When the car had slowed at the roadside in her village, shiny black bodywork, blackened windows, a flutter of satisfaction had travelled through her little frame. No car like that had ever stopped for a girl from her village before. She remembered how the truck drivers had ceased their bad-tempered haggling and had stared sullenly at the car knowing this beautiful girl would not be theirs, not then, maybe never if she went to work in New Delhi, Mumbai, or even Dubai. They had heard stories of exotic girls like that who earned many tens of thousands of rupees for their families every year. Preeti had watched as the car window slid open a few centimetres. Her father had approached it uncertainly and spoken through the gap, stooping to it in deference.
When he returned to her side, she’d asked, ‘Was he handsome, and clean?’ Her father shook his head and smiled like someone who had just been blessed. ‘A man who spends 60,000 rupees on a girl will be clean.’
‘60,000 rupees,’ she’d gasped, and her father’s smile broadened into the widest grin.
‘Did you see him father? Was he handsome?’
‘A man who spends 60,000 rupees on a girl doesn’t drive his own car.’
That was something she didn’t understand. Why would a man have a Mercedes if he didn’t drive it himself? She didn’t want to show disrespect for her father so, when she was in the car, she said to the driver, ‘Are you the man who has paid for me?’
He guffawed at the idea. ‘Where would I be able to find 120,000 rupees?’
‘But you only gave my father 60,000 rupees.’ (Preeti considered ‘only’ a surprising word in such a context.)

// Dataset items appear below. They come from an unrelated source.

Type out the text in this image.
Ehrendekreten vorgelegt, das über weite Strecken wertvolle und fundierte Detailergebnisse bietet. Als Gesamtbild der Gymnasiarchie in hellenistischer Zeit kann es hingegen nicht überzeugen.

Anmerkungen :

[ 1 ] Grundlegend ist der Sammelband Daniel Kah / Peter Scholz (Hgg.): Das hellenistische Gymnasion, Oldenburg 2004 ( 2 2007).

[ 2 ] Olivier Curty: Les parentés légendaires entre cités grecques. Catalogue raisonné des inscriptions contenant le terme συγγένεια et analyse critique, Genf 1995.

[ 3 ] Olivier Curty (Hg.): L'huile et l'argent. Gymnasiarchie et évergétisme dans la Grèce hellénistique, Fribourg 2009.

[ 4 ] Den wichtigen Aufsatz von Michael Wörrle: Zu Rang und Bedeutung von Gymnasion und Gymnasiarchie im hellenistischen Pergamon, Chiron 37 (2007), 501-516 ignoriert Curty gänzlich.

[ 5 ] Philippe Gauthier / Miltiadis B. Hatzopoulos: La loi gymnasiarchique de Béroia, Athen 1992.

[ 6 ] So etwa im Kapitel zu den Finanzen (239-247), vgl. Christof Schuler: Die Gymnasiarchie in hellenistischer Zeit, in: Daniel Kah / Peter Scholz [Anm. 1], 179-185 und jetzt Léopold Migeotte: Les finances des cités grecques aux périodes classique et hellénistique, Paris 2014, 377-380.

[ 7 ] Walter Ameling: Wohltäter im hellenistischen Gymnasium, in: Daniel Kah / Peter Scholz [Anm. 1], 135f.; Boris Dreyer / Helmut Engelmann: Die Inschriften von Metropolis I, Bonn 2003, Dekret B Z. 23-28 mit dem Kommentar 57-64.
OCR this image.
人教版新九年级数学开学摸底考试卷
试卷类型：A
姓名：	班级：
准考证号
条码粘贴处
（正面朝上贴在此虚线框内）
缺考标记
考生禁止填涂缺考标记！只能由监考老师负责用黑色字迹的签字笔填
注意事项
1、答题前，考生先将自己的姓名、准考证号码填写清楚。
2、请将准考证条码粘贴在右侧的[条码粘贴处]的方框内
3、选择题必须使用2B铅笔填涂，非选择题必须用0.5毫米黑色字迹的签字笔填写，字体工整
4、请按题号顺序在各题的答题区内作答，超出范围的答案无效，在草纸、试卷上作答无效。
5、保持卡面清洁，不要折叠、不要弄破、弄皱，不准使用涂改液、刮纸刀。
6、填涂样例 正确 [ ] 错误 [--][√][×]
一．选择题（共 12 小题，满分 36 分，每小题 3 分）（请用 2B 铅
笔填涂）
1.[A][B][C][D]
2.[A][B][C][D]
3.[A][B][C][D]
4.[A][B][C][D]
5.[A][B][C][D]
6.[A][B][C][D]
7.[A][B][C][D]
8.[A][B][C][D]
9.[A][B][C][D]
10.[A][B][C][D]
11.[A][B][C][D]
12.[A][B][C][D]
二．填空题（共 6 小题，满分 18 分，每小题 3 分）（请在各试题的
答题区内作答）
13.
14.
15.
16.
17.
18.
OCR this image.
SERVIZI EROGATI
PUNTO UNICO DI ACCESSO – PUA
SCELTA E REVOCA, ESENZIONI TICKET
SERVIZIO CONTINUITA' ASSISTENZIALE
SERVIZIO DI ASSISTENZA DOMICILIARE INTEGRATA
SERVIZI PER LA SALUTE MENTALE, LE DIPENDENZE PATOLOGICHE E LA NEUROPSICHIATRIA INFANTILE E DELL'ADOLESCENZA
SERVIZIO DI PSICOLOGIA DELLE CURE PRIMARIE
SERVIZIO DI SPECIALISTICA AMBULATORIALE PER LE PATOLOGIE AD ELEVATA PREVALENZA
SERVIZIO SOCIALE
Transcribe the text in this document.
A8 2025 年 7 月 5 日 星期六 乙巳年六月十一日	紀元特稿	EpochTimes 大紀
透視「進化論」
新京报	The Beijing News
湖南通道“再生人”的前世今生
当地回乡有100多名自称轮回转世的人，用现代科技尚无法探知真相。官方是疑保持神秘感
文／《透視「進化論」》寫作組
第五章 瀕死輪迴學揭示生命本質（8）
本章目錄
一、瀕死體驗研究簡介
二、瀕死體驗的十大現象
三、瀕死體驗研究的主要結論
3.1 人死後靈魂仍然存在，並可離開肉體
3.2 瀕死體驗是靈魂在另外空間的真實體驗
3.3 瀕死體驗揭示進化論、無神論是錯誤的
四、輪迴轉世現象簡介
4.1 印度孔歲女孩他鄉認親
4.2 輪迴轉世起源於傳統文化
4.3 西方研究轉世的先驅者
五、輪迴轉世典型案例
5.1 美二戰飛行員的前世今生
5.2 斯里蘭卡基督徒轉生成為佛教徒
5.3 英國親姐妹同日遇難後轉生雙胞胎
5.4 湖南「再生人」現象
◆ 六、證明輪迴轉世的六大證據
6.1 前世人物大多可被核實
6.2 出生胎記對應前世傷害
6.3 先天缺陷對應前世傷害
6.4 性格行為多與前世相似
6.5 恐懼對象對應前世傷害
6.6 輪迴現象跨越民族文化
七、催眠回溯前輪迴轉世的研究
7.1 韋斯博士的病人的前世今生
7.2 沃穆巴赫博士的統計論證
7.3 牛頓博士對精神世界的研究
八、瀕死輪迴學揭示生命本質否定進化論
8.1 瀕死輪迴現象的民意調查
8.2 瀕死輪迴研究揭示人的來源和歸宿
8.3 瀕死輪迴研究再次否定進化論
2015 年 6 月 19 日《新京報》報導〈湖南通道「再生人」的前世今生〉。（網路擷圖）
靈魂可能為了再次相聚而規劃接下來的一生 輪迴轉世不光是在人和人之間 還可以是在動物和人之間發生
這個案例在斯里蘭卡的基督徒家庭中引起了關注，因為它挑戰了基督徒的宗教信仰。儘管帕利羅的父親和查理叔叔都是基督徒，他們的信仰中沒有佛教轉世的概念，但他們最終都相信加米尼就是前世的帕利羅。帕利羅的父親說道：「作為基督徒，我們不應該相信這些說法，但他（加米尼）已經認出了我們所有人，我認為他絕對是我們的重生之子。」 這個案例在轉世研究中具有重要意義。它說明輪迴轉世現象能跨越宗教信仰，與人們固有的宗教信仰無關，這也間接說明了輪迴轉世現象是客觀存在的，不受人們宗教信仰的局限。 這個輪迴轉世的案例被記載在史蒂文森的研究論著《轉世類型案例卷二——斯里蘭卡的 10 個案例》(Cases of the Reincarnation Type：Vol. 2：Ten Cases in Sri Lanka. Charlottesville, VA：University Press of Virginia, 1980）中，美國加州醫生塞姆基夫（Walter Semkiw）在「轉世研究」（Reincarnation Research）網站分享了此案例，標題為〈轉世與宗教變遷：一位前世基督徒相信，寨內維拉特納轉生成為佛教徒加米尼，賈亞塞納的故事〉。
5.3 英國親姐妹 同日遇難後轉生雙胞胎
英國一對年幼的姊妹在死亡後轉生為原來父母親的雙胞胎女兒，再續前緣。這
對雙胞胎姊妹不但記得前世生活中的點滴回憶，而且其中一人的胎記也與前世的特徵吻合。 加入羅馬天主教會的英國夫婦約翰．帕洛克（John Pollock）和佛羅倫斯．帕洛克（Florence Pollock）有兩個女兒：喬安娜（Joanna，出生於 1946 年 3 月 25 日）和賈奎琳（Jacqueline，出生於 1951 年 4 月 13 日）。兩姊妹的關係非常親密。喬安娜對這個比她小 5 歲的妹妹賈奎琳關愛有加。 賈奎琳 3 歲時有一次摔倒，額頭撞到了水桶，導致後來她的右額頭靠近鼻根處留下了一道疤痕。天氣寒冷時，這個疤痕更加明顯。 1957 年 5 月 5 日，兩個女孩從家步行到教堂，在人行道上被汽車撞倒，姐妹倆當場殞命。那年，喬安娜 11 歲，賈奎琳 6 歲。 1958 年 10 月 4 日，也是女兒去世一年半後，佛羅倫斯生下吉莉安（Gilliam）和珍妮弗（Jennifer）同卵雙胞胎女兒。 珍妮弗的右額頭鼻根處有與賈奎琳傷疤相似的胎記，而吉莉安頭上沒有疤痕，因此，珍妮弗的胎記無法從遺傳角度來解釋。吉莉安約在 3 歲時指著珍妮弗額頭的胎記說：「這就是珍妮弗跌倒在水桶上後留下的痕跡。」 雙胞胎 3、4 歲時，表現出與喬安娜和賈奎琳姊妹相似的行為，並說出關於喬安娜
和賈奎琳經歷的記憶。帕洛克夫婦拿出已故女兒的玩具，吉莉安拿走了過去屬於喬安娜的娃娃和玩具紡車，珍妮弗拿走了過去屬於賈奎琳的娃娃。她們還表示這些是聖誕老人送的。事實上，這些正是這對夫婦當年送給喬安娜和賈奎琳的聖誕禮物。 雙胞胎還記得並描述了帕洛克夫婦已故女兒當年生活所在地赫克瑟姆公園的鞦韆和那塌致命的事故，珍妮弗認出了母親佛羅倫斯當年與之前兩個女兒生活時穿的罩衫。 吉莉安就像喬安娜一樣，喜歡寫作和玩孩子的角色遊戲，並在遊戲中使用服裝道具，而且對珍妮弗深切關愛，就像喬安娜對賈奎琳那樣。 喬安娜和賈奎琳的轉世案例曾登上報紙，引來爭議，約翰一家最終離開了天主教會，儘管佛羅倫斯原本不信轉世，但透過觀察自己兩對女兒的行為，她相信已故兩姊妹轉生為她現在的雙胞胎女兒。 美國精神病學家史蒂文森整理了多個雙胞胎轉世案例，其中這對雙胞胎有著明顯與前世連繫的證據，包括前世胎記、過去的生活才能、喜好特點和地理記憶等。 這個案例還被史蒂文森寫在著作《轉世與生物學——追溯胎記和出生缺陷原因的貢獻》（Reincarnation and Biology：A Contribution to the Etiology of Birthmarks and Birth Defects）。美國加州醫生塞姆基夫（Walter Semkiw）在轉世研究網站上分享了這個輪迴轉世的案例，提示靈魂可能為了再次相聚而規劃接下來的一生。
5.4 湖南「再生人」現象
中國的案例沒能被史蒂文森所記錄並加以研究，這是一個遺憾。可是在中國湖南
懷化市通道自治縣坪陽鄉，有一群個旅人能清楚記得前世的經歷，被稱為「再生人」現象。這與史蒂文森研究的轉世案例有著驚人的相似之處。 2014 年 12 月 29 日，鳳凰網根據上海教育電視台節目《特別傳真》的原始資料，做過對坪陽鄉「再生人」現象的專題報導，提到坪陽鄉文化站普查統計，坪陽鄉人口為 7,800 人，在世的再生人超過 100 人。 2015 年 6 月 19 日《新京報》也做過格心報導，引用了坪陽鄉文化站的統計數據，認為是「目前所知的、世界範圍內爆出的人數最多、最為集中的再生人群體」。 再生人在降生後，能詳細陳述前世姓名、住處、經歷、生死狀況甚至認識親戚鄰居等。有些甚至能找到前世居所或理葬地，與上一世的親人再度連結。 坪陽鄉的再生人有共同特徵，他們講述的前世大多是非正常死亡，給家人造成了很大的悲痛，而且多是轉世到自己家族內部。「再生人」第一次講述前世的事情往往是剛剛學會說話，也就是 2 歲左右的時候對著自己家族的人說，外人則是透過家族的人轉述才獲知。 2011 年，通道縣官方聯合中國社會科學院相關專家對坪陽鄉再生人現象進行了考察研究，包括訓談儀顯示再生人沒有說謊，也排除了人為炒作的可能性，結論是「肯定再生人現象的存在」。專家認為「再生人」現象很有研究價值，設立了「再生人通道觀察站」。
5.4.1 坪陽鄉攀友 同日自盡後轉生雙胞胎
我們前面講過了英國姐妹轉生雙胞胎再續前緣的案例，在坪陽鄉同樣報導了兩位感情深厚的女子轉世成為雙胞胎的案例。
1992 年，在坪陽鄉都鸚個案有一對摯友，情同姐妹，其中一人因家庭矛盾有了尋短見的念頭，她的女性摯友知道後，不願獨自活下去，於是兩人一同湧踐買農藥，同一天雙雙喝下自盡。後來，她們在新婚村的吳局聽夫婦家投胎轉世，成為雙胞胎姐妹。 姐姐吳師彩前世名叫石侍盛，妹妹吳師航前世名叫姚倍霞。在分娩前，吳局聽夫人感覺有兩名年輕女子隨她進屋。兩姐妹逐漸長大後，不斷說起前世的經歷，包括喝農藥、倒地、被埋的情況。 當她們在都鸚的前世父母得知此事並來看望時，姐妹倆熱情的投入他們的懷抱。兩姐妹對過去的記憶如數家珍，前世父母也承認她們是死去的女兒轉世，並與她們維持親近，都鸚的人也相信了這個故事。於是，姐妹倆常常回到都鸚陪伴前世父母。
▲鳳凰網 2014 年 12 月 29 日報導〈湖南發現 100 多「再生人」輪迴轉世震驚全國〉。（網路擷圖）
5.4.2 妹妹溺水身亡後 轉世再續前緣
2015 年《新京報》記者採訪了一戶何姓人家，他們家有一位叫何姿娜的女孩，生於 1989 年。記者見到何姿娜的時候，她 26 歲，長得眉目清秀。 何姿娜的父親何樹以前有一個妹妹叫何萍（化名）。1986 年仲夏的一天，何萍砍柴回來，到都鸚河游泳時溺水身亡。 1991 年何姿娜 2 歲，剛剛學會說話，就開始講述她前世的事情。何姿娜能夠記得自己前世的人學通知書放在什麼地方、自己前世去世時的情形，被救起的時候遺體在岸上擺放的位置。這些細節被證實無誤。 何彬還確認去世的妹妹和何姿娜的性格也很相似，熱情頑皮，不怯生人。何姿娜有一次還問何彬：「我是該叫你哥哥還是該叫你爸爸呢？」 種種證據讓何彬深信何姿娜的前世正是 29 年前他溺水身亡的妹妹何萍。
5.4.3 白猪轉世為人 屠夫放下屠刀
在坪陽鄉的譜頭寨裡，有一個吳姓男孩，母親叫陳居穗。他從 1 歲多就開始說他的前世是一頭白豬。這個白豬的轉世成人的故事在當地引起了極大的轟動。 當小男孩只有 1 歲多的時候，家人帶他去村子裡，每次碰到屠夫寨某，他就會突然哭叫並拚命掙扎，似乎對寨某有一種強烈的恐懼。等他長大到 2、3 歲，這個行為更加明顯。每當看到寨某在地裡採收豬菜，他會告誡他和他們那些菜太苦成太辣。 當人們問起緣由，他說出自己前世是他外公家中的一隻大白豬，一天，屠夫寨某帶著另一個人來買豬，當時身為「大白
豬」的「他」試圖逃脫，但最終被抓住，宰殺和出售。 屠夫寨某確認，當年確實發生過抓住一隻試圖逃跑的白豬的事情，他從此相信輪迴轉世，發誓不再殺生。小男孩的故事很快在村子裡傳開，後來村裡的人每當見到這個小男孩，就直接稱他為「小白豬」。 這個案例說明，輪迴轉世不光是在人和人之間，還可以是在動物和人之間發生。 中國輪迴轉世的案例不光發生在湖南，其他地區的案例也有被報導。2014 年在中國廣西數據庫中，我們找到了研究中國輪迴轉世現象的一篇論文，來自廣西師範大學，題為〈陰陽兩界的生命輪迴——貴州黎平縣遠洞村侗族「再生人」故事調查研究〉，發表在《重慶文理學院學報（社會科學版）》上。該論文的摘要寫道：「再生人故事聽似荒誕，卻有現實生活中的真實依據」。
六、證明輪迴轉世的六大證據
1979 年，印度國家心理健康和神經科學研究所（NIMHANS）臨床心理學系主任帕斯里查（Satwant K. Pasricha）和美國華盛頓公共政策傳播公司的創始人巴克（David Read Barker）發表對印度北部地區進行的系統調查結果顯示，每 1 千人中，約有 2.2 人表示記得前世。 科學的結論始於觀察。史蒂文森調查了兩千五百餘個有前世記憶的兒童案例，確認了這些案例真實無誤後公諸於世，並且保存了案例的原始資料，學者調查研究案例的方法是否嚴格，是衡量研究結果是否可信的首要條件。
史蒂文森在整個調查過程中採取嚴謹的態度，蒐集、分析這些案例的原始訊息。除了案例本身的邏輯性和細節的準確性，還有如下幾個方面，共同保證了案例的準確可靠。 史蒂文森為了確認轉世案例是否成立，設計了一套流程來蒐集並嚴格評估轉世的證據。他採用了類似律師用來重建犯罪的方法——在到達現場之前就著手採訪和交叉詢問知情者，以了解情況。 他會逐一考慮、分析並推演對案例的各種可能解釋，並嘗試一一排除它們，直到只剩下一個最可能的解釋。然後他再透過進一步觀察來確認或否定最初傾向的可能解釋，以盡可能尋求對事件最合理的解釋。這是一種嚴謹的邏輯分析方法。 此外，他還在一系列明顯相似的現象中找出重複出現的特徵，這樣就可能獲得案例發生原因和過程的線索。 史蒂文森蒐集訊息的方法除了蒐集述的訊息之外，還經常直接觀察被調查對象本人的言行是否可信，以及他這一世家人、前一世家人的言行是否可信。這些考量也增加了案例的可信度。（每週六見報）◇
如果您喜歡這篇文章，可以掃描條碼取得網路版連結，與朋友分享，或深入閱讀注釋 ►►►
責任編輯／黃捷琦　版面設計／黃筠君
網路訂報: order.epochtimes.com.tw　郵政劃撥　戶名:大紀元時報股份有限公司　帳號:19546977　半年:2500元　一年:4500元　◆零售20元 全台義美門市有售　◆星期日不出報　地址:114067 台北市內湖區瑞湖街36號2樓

‘I did and soon I will give another girl’s father 60,000 rupees. It is another man’s money. I am just his driver.’
Preeti fell silent, in jealous pique. Was there another Bedia girl so beautiful she could be worth 60,000 rupees also? Hadn’t her father told her she was the most beautiful girl ever born to Bedia parents?
No more than ten minutes later the car stopped at another village and the driver lowered the front passenger door window a few centimetres, as he had done for Preeti’s father.
The driver passed a roll of money through the gap to a large man with a round face and white, even teeth – Preeti’s mother had taught her that good teeth in a man were a sign of wealth and breeding. Then the car door opened and a girl in a green sari sat on the tan leather seat beside Preeti. She was tall and beautiful with thick lustrous dark hair, wide eyes and full lipstick-red lips. She was crying. Preeti’s jealousy drained from her. She clasped the girl’s hand and asked her name.
‘Basanti,’ the girl replied.
‘How old are you Basanti?’
‘I am 14.’ Her wet eyes stared at Preeti. They were pleading for help.
Basanti was one year older than Preeti.
‘Are you the oldest child?’
‘No, I am the youngest of my family.’
Now Preeti understood her tears. Whereas Preeti, being the oldest girl, had been prepared for the dhanda, the sex trade, Basanti had not, not yet. Basanti’s tears were for the marriage she would never have and for the husband she would never have, for her new life as a dhandewali, a prostitute.
Preeti hugged her.
The journey took many hours and Preeti held on to Basanti all the way. At one point Basanti fell asleep on Preeti’s lap. The younger girl stroked the elder’s hair, marvelling at why a man would need two such girls and which he would find more appealing. Basanti was long and slender, with narrow hips, an elegant neck and wide eyes. Preeti was small and graceful like a dancer, with pronounced cheek bones and a finely drawn mouth.
Preeti thought she had never seen a girl as beautiful as Basanti.
After they had been driving for what seemed like half the night, Preeti tired of the headlights of approaching cars and trucks. She asked the driver, ‘Are we nearly there?’
He replied kindly, ‘Try to sleep and the journey will be quicker.’
Preeti said she could not, but she closed her eyes and awoke with a start when the driver braked sharply before turning into a back street.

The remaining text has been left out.